Modeling of Microbially Mediated Ureolytic Calcite Precipitation for the Remediation of Sr-90 Using a Variable Velocity Streamtube Ensemble

Monday, April 12, 2010: 3:10 p.m.
Continental A (Westin Tabor Center, Denver)
Tess S. Weathers , Civil and Environmental Engineering, University of California, Davis, Davis, CA
Timothy R. Ginn , Civil and Environmental Engineering, University of California, Davis, Davis, CA
Nicolas Spycher , Earth Sciences Division, Lawrence Berkeley National Laboratory, Berkeley, CA
Tammer H. Barkouki , Civil and Environmental Engineering, University of California, Davis, Davis, CA
Yoshiko Fujita , Biological Systems, Idaho National Laboratory, Idaho Falls, ID
Robert W. Smith , University of Idaho, Idaho Falls, ID
Biogeochemical modeling using PHREEQC2 and a streamtube ensemble approach is utilized to understand a well-to-well subsurface treatment system at the Vadose Zone Research Park near Idaho Falls, Idaho.  Treatment involves in situ microbially-mediated ureolysis to induce calcite precipitation for the immobilization of strontium-90.  PHREEQC2 is utilized to model kinetically-controlled ureolysis and consequent calcite precipitation.
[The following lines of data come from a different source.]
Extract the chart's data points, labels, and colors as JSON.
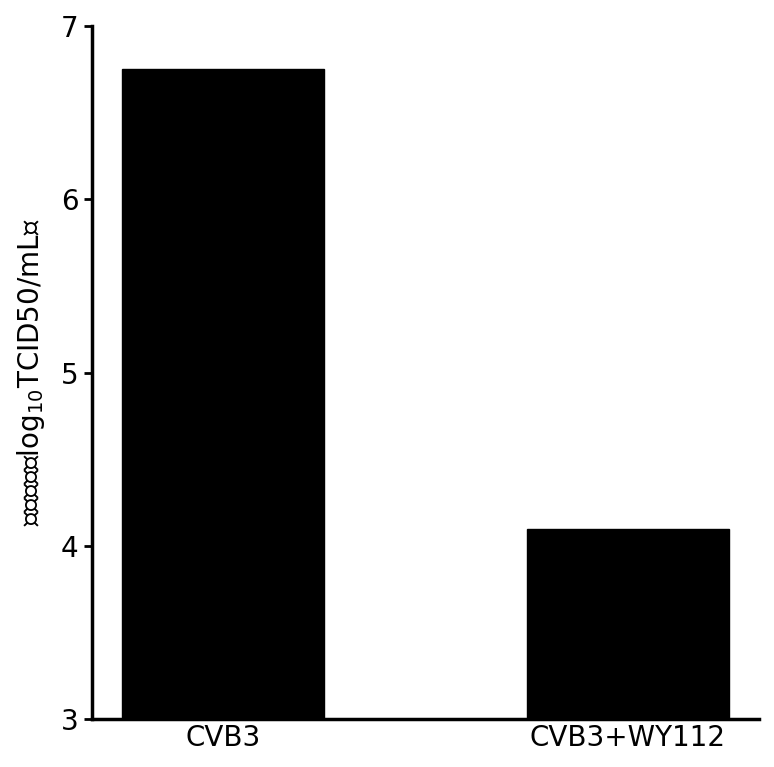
{
  "categories": [
    "CVB3",
    "CVB3+WY112"
  ],
  "values": [
    6.75,
    4.1
  ],
  "bar_colors": [
    "#000000",
    "#000000"
  ],
  "ylim": [
    3,
    7
  ],
  "yticks": [
    3,
    4,
    5,
    6,
    7
  ],
  "ylabel": "病毒满度（log₁₀TCID50/mL）",
  "bar_width": 0.5,
  "background_color": "#ffffff",
  "tick_label_fontsize": 20,
  "ylabel_fontsize": 20,
  "xlabel_fontsize": 20
}
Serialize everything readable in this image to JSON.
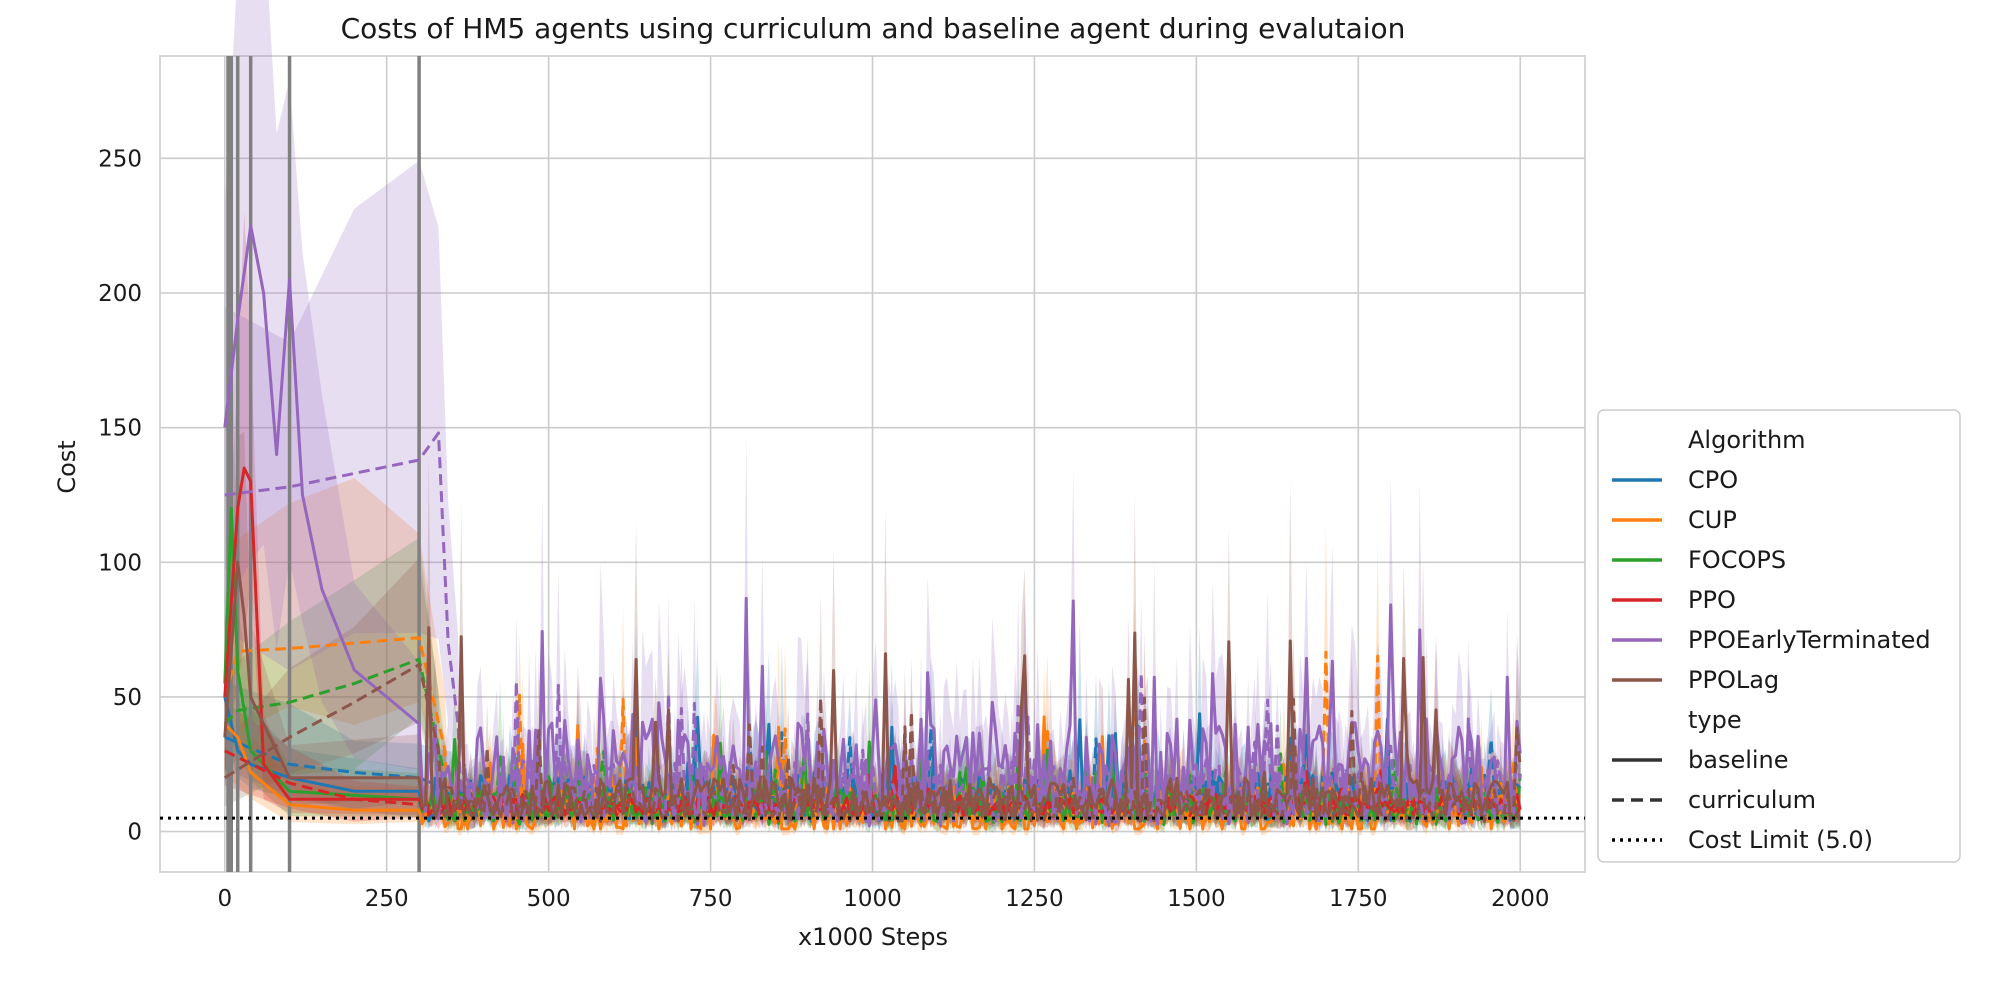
{
  "chart_data": {
    "type": "line",
    "title": "Costs of HM5 agents using curriculum and baseline agent during evalutaion",
    "xlabel": "x1000 Steps",
    "ylabel": "Cost",
    "xlim": [
      -100,
      2100
    ],
    "ylim": [
      -15,
      288
    ],
    "xticks": [
      "0",
      "250",
      "500",
      "750",
      "1000",
      "1250",
      "1500",
      "1750",
      "2000"
    ],
    "yticks": [
      "0",
      "50",
      "100",
      "150",
      "200",
      "250"
    ],
    "grid": true,
    "legend_position": "right",
    "legend_titles": {
      "algorithm": "Algorithm",
      "type": "type"
    },
    "vertical_lines_x": [
      5,
      10,
      20,
      40,
      100,
      300
    ],
    "cost_limit": {
      "label": "Cost Limit (5.0)",
      "value": 5.0
    },
    "type_styles": [
      {
        "name": "baseline",
        "dash": "solid"
      },
      {
        "name": "curriculum",
        "dash": "dashed"
      }
    ],
    "x_range": [
      0,
      2000
    ],
    "series": [
      {
        "name": "CPO",
        "color": "#1f77b4",
        "baseline": {
          "early": [
            [
              0,
              50
            ],
            [
              20,
              30
            ],
            [
              40,
              25
            ],
            [
              100,
              20
            ],
            [
              200,
              15
            ],
            [
              300,
              15
            ]
          ],
          "mean": 13,
          "spread": 12,
          "peak": 45
        },
        "curriculum": {
          "early": [
            [
              0,
              35
            ],
            [
              100,
              25
            ],
            [
              200,
              22
            ],
            [
              300,
              20
            ],
            [
              350,
              15
            ]
          ],
          "mean": 12,
          "spread": 10,
          "peak": 40
        }
      },
      {
        "name": "CUP",
        "color": "#ff7f0e",
        "baseline": {
          "early": [
            [
              0,
              40
            ],
            [
              20,
              35
            ],
            [
              40,
              22
            ],
            [
              100,
              10
            ],
            [
              200,
              8
            ],
            [
              300,
              8
            ]
          ],
          "mean": 7,
          "spread": 12,
          "peak": 55
        },
        "curriculum": {
          "early": [
            [
              0,
              50
            ],
            [
              20,
              67
            ],
            [
              100,
              68
            ],
            [
              200,
              70
            ],
            [
              300,
              72
            ],
            [
              340,
              30
            ]
          ],
          "mean": 10,
          "spread": 10,
          "peak": 69
        }
      },
      {
        "name": "FOCOPS",
        "color": "#2ca02c",
        "baseline": {
          "early": [
            [
              0,
              55
            ],
            [
              10,
              120
            ],
            [
              20,
              60
            ],
            [
              40,
              30
            ],
            [
              100,
              15
            ],
            [
              300,
              12
            ]
          ],
          "mean": 10,
          "spread": 8,
          "peak": 35
        },
        "curriculum": {
          "early": [
            [
              0,
              40
            ],
            [
              20,
              45
            ],
            [
              100,
              48
            ],
            [
              200,
              55
            ],
            [
              300,
              64
            ],
            [
              340,
              20
            ]
          ],
          "mean": 9,
          "spread": 8,
          "peak": 30
        }
      },
      {
        "name": "PPO",
        "color": "#d62728",
        "baseline": {
          "early": [
            [
              0,
              50
            ],
            [
              20,
              120
            ],
            [
              30,
              135
            ],
            [
              40,
              130
            ],
            [
              60,
              25
            ],
            [
              100,
              12
            ],
            [
              300,
              12
            ]
          ],
          "mean": 10,
          "spread": 5,
          "peak": 25
        },
        "curriculum": {
          "early": [
            [
              0,
              30
            ],
            [
              100,
              18
            ],
            [
              200,
              12
            ],
            [
              300,
              10
            ],
            [
              350,
              9
            ]
          ],
          "mean": 9,
          "spread": 4,
          "peak": 18
        }
      },
      {
        "name": "PPOEarlyTerminated",
        "color": "#9467bd",
        "baseline": {
          "early": [
            [
              0,
              150
            ],
            [
              20,
              190
            ],
            [
              40,
              225
            ],
            [
              60,
              200
            ],
            [
              80,
              140
            ],
            [
              100,
              205
            ],
            [
              120,
              125
            ],
            [
              150,
              90
            ],
            [
              200,
              60
            ],
            [
              300,
              40
            ]
          ],
          "mean": 22,
          "spread": 25,
          "peak": 90
        },
        "curriculum": {
          "early": [
            [
              0,
              125
            ],
            [
              100,
              128
            ],
            [
              200,
              133
            ],
            [
              300,
              138
            ],
            [
              330,
              148
            ],
            [
              345,
              70
            ],
            [
              360,
              40
            ]
          ],
          "mean": 15,
          "spread": 15,
          "peak": 60
        }
      },
      {
        "name": "PPOLag",
        "color": "#8c564b",
        "baseline": {
          "early": [
            [
              0,
              35
            ],
            [
              20,
              100
            ],
            [
              30,
              80
            ],
            [
              40,
              50
            ],
            [
              100,
              20
            ],
            [
              300,
              20
            ]
          ],
          "mean": 12,
          "spread": 10,
          "peak": 78
        },
        "curriculum": {
          "early": [
            [
              0,
              20
            ],
            [
              100,
              35
            ],
            [
              200,
              48
            ],
            [
              300,
              62
            ],
            [
              330,
              30
            ]
          ],
          "mean": 10,
          "spread": 8,
          "peak": 50
        }
      }
    ]
  }
}
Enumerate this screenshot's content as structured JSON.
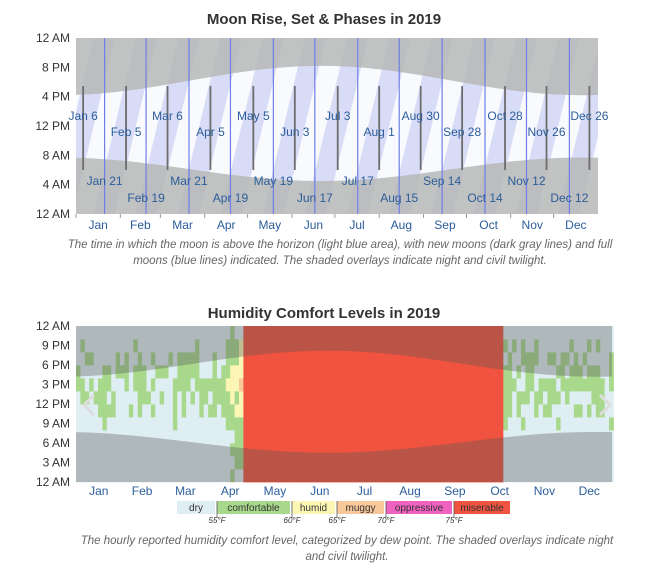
{
  "chart_data": [
    {
      "type": "area",
      "title": "Moon Rise, Set & Phases in 2019",
      "y_tick_labels": [
        "12 AM",
        "8 PM",
        "4 PM",
        "12 PM",
        "8 AM",
        "4 AM",
        "12 AM"
      ],
      "x_tick_labels": [
        "Jan",
        "Feb",
        "Mar",
        "Apr",
        "May",
        "Jun",
        "Jul",
        "Aug",
        "Sep",
        "Oct",
        "Nov",
        "Dec"
      ],
      "new_moons": [
        "Jan 6",
        "Feb 5",
        "Mar 6",
        "Apr 5",
        "May 5",
        "Jun 3",
        "Jul 3",
        "Aug 1",
        "Aug 30",
        "Sep 28",
        "Oct 28",
        "Nov 26",
        "Dec 26"
      ],
      "full_moons": [
        "Jan 21",
        "Feb 19",
        "Mar 21",
        "Apr 19",
        "May 19",
        "Jun 17",
        "Jul 17",
        "Aug 15",
        "Sep 14",
        "Oct 14",
        "Nov 12",
        "Dec 12"
      ],
      "caption": "The time in which the moon is above the horizon (light blue area), with new moons (dark gray lines) and full moons (blue lines) indicated. The shaded overlays indicate night and civil twilight.",
      "colors": {
        "moon_up": "#d8dcf7",
        "night": "#b7b7b7",
        "new_moon": "#6d6d6d",
        "full_moon": "#6f7fe6"
      }
    },
    {
      "type": "heatmap",
      "title": "Humidity Comfort Levels in 2019",
      "y_tick_labels": [
        "12 AM",
        "9 PM",
        "6 PM",
        "3 PM",
        "12 PM",
        "9 AM",
        "6 AM",
        "3 AM",
        "12 AM"
      ],
      "x_tick_labels": [
        "Jan",
        "Feb",
        "Mar",
        "Apr",
        "May",
        "Jun",
        "Jul",
        "Aug",
        "Sep",
        "Oct",
        "Nov",
        "Dec"
      ],
      "legend": [
        {
          "label": "dry",
          "color": "#dfeef2"
        },
        {
          "label": "comfortable",
          "color": "#a8d88c"
        },
        {
          "label": "humid",
          "color": "#fbf6b4"
        },
        {
          "label": "muggy",
          "color": "#f9c89a"
        },
        {
          "label": "oppressive",
          "color": "#f062c0"
        },
        {
          "label": "miserable",
          "color": "#f0533f"
        }
      ],
      "thresholds": [
        "55°F",
        "60°F",
        "65°F",
        "70°F",
        "75°F"
      ],
      "caption": "The hourly reported humidity comfort level, categorized by dew point. The shaded overlays indicate night and civil twilight."
    }
  ]
}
Reaction kinetics, equilibrium phases, and cation exchange are used within PHREEQC2 to track pH, calcium, ammonium, urea, and calcite precipitation over time within a series of one-dimensional advective-dispersive transport paths which represent well-to-well transport.  Understanding the impact of physical heterogeneities within radial flowfields is critical for remediation design; we address this via the streamtube approach: instead of depicting spatial extents of solutes, we focus on their arrival distribution at the control well(s).  Traditionally, each streamtube maintains uniform velocity; however, in radial flow in homogeneous media the velocity within a streamtube is spatially-variable: highest at the wells and a minimum at the midpoint between the wells.  Streamtube velocity patterns for any particular configuration of injection and withdrawal wells are available as explicit calculations from potential theory and from particle tracking programs.  This velocity variability is of significance in the case of ureolytically driven calcite precipitation; the actual spatial distribution of velocity along streamtubes is approximated by assuming idealized radial non-uniform velocity associated with homogeneous media.  This is implemented in PHREEQC2 via a non-uniform spatial discretization within each streamtube that honors the streamtube’s travel time and the “fast-slow-fast” velocity along the streamline.  Breakthrough curves from each simulation are weighted by path-respective flux fractions (obtained by tracer test deconvolution) to obtain the flux-average of flow contributions to the observation well.  This multiple streamtube approach is cast in alternative computational platforms for cross-validation and is also part of an interdisciplinary effort to evaluate soil matrix strengthening via calcite precipitation.